I still almost never see anyone using breakpoints / expression evaluation with LLMs. Feels critical to me.
Really excited about the evolution of these tools. I think LSP + DAP will be huge.
cruffle_duffle
Coding is only half the interesting part. Get that MCP to start looking through your logs and figuring out some issue. Then have it look at your code, your db schema and your platform config in terraform and all of a sudden things get pretty wild.
delegate
Soon more people will realize that they might not need software written by others at all.
You chat with an AI and have a working app in minutes.
I've been building about 1 app per week lately and they're not trivial apps. They have UI, backend, database, audio, etc.
One fact checks audio in real time, another does semantic search for song lyrics.
A real-time translator, which translates the text to Spanish as I'm typing. I needed it to better communicate with a Tinder date. It has a nice javafx UI. It didn't occur to me to look for a translator app, since those come with restrictions/registration/ads/etc.
This is possible today. Give it a bit more time and it will be able to clone any existing app.

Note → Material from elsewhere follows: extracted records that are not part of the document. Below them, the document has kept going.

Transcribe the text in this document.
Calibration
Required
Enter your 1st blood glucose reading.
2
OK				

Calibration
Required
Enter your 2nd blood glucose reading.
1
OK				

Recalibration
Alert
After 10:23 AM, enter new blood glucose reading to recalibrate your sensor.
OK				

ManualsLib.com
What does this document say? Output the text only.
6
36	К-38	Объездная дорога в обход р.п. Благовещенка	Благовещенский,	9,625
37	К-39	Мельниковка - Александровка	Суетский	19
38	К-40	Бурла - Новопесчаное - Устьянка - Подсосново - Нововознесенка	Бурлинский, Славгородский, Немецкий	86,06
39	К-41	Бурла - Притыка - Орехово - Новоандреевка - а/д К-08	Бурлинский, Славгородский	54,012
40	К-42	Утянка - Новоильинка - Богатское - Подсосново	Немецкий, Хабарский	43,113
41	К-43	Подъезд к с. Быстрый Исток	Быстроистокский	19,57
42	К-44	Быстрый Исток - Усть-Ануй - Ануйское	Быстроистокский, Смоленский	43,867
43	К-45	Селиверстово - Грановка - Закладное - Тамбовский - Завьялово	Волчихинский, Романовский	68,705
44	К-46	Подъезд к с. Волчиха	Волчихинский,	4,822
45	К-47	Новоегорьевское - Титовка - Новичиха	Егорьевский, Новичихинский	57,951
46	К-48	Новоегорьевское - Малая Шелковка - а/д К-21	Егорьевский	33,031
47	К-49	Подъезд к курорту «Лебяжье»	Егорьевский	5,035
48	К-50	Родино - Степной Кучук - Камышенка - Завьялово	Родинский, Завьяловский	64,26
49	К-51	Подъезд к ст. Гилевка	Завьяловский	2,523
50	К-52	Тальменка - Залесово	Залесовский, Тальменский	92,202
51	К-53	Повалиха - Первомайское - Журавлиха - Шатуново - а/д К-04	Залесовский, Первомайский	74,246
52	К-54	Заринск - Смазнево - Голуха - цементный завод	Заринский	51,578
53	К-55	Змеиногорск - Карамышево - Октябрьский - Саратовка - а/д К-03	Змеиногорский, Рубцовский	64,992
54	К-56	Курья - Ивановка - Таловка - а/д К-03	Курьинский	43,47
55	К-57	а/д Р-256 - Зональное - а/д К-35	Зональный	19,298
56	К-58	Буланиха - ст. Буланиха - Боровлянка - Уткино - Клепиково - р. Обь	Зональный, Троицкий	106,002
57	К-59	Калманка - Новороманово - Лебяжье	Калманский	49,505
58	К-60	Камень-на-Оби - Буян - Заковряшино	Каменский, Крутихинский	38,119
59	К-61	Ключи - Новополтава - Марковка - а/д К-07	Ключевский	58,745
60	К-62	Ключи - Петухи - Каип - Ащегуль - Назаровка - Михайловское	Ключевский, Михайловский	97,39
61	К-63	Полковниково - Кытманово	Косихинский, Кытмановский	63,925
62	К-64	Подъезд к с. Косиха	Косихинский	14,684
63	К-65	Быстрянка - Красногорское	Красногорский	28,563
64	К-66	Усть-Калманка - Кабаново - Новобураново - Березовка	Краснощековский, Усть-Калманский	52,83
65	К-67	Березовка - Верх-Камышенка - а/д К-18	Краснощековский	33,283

The question 'what are we going to do then?' visits me more often lately.
owebmaster
> The question 'what are we going to do then?' visits me more often lately.
We will develop a new layer of profitable apps. Social apps will not stop to be a thing but it will be easy to create engaging ones.
For anyone trying this at home, if you want a starting point, you could use OP's, or you could use the official Filesystem API: https://github.com/modelcontextprotocol/servers/tree/main/sr... There are folks using just this filesystem API for coding: https://x.com/Zirkman/status/1897003182049649000
I'm not sure I would prefer it to using Cursor. I was using Claude Desktop client to edit a bunch of (non-code) text files a couple of days ago, and a couple of times it crashed, and I had to restart it. When this happened, it lost some conversation history, although of course the files it had already edited were fine.
There are other approaches to having Claude edit files, but they're less suited for use with MCP (and hence they don't save cost like the OP does).
A) Aider gives very specific instructions about how Claude should describe patch operations: https://github.com/Aider-AI/aider/blob/dd4d2420df51dc29c2aed...
This works, but I don't know if anyone has tried using this technique in an MCP server. It seems like the way OP and the Filesystem MCP might be superior for small edits, but Aider's approach might be better for multiple edits in a single request-response. It should be possible to do this with an MCP server.
B) Anthropic provides fine-tuned models (text_editor_20250124 and text_editor_20241022) that know a specific text editing protocol: https://docs.anthropic.com/en/docs/build-with-claude/tool-us...
You could build a coding assistant like Aider on top of these, but obviously you're then tied to this implementation and it's harder to switch out models. And it wouldn't work with Claude Desktop.